Walt Buffinton handled the paper, books and general equipment as usual on Friday starting at 9:00 a.m. Walt dusted off the paper and advertising goods quickly in fifty minutes. Notable items were a hardcover Edison and His Inventions, which sold for $460, and a near perfect Atwater Kent original, framed, dealer, reverse-painted, advertising sign that drew $400.
In the auction, the yellow and red R5A1 Addison, left, brought a high bid of $1,300, and the red General Electric C-400 Plaskon, speckled with blue and white, right, brought $440.
Battery sets, left to right, top row: a Miraco R-3, with tubes, selling at $340; an early Crosley VI with wooden book condensers and porcelain tube sockets selling at $280 without tubes; at right, a Clapp-Eastham HR selling at $160. Lower left, a Crosley X, also with wooden book condensers and porcelain tube sockets but needing work, sold for only $80; and the later Crosley VI, lower center, sold for $150.

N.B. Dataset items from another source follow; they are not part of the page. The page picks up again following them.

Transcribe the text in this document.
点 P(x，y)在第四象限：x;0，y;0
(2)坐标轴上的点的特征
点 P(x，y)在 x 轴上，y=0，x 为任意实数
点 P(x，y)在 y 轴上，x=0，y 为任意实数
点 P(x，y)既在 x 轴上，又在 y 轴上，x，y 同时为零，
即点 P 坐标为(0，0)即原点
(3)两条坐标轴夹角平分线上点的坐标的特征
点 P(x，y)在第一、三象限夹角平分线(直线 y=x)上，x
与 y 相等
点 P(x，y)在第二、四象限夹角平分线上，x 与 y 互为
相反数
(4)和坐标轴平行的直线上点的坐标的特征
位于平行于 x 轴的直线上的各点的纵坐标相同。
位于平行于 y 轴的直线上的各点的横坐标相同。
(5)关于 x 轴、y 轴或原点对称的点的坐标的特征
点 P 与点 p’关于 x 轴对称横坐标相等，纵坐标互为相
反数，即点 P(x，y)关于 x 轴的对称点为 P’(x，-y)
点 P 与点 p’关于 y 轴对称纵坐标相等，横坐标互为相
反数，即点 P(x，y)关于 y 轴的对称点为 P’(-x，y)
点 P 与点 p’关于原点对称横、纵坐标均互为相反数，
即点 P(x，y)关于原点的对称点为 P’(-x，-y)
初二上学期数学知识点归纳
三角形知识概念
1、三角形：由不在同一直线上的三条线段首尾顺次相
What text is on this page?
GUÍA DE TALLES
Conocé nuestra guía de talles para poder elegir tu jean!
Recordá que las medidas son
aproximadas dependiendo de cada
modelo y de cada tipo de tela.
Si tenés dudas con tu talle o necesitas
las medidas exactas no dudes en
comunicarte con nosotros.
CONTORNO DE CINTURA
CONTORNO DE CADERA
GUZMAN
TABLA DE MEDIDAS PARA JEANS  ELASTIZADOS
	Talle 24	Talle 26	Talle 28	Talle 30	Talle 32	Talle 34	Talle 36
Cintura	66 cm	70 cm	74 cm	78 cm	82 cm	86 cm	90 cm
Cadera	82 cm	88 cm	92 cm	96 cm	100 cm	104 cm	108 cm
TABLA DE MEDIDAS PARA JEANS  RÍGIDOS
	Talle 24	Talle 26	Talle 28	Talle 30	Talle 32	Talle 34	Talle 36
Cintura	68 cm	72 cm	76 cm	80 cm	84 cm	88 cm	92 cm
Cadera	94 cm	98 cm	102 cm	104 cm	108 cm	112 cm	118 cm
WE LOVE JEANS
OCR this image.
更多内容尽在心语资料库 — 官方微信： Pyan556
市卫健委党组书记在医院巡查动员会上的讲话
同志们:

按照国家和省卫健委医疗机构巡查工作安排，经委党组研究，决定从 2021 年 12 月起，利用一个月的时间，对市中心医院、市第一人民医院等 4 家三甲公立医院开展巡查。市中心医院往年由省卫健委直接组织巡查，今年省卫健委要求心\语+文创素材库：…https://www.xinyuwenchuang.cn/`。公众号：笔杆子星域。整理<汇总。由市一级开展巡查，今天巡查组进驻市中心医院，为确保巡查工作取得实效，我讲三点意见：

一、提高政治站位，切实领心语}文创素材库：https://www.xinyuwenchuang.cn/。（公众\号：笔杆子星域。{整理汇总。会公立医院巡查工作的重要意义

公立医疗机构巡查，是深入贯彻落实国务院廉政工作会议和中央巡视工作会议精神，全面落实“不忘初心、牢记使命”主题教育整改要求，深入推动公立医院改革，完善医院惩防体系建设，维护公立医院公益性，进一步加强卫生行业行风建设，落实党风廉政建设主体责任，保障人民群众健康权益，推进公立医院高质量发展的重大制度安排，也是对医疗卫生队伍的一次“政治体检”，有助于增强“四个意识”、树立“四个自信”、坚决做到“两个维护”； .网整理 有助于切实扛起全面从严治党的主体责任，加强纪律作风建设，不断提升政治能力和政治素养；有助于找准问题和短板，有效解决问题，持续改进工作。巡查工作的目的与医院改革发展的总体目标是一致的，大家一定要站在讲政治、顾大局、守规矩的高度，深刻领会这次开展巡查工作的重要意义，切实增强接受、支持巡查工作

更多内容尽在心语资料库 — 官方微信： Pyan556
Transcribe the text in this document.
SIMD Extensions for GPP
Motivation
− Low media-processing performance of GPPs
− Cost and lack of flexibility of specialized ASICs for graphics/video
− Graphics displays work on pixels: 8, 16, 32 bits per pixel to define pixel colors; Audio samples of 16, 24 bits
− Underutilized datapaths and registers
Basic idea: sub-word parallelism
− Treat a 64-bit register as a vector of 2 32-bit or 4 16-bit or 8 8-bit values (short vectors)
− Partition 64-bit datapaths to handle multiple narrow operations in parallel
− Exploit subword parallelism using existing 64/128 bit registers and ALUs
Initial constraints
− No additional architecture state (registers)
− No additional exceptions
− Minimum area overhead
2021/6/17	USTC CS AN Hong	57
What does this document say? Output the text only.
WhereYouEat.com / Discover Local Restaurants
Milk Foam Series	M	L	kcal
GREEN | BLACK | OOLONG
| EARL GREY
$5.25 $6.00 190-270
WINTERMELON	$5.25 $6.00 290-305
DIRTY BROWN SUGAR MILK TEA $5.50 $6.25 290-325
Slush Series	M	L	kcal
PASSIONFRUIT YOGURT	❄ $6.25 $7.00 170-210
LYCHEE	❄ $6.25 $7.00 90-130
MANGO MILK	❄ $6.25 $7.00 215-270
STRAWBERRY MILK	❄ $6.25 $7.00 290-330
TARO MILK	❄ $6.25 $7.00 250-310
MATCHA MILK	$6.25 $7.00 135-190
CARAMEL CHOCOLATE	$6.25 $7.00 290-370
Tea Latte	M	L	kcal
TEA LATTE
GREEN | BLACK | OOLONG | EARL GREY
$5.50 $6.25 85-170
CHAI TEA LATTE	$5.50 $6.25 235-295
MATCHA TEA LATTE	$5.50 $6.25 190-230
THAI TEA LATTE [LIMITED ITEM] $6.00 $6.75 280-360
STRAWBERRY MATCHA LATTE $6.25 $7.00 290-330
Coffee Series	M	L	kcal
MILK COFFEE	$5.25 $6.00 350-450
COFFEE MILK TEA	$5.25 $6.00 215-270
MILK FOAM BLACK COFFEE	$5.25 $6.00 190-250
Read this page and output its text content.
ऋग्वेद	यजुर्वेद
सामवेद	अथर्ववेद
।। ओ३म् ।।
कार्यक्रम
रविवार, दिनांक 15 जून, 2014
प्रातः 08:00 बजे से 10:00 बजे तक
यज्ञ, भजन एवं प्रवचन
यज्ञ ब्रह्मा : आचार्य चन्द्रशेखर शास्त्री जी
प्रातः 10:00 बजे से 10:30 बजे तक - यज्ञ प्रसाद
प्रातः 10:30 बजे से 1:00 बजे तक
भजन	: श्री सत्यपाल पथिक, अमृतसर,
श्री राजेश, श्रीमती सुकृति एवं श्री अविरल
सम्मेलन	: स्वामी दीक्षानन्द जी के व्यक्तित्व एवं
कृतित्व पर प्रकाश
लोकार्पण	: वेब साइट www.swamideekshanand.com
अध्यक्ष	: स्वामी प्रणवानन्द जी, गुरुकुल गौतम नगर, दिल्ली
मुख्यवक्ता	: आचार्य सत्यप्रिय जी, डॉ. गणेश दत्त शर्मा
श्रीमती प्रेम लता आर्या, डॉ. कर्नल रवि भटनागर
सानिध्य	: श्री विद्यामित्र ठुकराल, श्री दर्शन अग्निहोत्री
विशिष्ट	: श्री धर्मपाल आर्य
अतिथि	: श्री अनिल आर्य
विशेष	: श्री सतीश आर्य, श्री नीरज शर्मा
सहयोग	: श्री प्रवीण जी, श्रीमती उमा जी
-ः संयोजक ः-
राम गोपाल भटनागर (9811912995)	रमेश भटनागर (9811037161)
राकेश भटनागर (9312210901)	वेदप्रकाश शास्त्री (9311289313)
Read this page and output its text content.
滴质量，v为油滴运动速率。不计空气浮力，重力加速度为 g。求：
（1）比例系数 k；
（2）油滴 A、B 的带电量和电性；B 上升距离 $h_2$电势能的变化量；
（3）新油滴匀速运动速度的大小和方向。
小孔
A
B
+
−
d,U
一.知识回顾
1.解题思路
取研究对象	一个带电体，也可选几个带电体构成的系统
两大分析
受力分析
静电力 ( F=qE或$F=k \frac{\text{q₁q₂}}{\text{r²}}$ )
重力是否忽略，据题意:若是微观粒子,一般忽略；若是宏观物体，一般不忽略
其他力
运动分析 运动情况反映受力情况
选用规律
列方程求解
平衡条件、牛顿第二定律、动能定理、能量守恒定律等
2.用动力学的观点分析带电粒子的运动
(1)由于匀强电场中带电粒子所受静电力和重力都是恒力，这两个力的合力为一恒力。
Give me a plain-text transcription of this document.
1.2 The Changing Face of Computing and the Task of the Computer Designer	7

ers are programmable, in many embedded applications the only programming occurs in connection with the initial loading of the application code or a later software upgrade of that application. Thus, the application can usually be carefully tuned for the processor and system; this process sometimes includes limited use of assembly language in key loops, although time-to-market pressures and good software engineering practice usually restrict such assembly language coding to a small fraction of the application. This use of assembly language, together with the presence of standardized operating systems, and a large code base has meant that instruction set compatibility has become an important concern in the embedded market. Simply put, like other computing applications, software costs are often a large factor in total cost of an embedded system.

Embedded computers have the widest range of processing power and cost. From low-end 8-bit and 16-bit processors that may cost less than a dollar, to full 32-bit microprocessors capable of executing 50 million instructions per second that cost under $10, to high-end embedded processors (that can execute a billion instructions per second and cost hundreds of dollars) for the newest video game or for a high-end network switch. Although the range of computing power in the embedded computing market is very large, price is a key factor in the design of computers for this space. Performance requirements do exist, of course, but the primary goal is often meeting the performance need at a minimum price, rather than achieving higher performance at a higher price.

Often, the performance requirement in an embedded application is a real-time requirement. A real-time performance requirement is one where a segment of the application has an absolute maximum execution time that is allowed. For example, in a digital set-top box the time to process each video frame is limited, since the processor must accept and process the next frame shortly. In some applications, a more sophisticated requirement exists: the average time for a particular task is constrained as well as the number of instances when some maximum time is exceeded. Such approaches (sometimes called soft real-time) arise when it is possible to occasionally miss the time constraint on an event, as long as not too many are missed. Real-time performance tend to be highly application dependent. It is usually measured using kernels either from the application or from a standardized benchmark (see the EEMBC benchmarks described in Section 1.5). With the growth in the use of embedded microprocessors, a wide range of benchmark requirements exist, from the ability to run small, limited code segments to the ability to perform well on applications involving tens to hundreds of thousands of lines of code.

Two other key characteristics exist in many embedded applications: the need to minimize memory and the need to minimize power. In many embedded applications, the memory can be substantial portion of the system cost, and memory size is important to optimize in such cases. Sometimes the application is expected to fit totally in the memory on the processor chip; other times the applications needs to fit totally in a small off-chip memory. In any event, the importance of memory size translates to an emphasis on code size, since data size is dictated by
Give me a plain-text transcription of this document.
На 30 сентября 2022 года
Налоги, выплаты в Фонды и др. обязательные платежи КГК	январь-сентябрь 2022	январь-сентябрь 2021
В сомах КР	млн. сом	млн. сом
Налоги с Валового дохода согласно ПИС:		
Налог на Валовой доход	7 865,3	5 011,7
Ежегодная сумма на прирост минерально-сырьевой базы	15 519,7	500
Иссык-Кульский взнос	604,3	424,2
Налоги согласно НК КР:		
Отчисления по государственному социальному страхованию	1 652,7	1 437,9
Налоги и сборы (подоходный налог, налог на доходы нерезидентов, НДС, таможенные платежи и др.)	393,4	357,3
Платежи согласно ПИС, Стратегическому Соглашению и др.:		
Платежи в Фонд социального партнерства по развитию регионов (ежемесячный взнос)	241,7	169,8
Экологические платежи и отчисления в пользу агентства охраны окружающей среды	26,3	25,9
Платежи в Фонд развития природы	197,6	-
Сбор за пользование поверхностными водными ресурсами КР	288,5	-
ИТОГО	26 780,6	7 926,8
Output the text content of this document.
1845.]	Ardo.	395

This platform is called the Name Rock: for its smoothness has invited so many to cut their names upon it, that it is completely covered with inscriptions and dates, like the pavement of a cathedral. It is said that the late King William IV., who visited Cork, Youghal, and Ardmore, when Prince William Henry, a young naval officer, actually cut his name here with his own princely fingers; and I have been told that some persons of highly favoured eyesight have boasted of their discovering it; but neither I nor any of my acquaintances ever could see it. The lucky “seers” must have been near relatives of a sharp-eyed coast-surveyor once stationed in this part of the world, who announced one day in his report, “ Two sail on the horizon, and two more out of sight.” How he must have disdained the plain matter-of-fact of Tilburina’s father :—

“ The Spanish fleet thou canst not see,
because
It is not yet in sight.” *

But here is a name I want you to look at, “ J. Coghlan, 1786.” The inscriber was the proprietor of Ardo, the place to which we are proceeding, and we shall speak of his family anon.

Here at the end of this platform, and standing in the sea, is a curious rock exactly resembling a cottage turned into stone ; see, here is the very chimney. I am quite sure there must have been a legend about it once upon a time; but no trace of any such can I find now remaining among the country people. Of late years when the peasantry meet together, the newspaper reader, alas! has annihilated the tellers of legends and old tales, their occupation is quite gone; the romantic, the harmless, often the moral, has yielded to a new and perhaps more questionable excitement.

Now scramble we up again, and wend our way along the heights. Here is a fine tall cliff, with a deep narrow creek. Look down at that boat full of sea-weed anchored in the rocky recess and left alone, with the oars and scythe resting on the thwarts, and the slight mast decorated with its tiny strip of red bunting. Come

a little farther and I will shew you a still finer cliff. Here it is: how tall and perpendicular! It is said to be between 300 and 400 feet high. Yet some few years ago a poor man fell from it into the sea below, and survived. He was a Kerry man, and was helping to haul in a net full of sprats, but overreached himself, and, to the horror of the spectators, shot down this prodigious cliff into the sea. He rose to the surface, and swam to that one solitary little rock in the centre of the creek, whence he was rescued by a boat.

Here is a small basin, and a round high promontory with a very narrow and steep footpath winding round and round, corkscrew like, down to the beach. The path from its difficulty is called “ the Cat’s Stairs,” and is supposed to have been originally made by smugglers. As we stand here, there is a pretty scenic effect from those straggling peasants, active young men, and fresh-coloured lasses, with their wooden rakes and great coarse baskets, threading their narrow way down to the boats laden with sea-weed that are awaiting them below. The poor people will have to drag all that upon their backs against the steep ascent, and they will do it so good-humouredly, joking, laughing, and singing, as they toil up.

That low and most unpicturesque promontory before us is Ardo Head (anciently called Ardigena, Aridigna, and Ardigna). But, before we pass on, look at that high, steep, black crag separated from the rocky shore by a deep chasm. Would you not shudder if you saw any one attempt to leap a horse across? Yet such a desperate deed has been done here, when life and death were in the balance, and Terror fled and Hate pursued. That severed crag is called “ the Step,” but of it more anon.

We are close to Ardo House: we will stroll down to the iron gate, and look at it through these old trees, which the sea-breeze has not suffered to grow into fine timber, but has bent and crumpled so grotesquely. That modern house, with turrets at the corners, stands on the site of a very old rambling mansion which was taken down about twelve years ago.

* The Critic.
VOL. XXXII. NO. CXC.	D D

The equipment portion of the auction went smoothly and was completed at 1:30 p.m. after a one-hour lunch break. So, in all, 239 lots were sold in three and one-half hours. Gone are the days when the auction would run to 5:00 p.m. or later, delaying the dinner program. There was no separate Ham/Communications section this year, and only a few Ham radios appeared in the general auction. In addition, the tube portion could have been folded into Friday with no problem.
There were some good items in the equipment auction with enough bidders competing so that prices were about where they should be. The prime item was an original Sparton Bluebird with no visible flaws and complete with a round blue mirror disk on which the radio sits. It did not appear to be restored at all and drew a winning bid of $2,600. The auction total was $37,208, compared to a little over $45,000 last year.
We encourage all of you to plan to attend next year's conference scheduled for August 14-17, 2005. The theme will be Western Electric. If you've been disappointed in recent years, you may have your faith restored.
Here is another view of the 1925 Midwest Miraco R-3. It is a 3-tube set, a detector followed by two stages of audio amplification. A coil is mounted on the front panel. This set is rarely seen at auction.
e=excellent, vg=very good, g=good, f=fair, p=poor, unk=unknown condition, N.O.S.=new old stock, N.I.B.=New In Box, wk=working, nwk=not working, WT=with tubes, NT=no tubes, BB=brass-based, TT=tipped tube, SW=shortwave, PS=power supply, PB=push buttons, All prices have been rounded down to the dollar. Some low cost items and items with incomplete descriptions were omitted. See print version of A.R.C. for complete auction listing.
(Larry Babcock, 8095 Centre Ln., East Amherst, NY 14051; Ray Chase, 1350 Marlborough Ave., Plainfield, NJ 07060; John V. Terrey, c/o A.R.C., Box 2, Carlisle, MA 01742)
Information on joining the Antique Wireless Association (AWA) may be obtained from Joyce Peckham, Box E, Breesport, NY 14816. E-mail: firstname.lastname@example.org. AWA publishes "The OTB" quarterly and holds regional meets, in addition to the annual conference. Annual dues: $20 U.S.; $25 elsewhere; Life membership: $400 U.S.; $500 elsewhere.
A warning: Auction prices are not current values. Our selection of auction items is not necessarily complete. A listing such as this cannot adequately include the condition of cabinets, chassis, transformers, tubes, the operating status of the set, and the inclusion of incorrect, restored or replica components, etc. Auction prices are the result of the excitement of the auction process, the skill of the auctioneer and the specific interests of the participants. Nevertheless, auction prices serve as useful references and as another element in the value determining process. The possibility of error always exists, and if we are notified, corrections will be reported.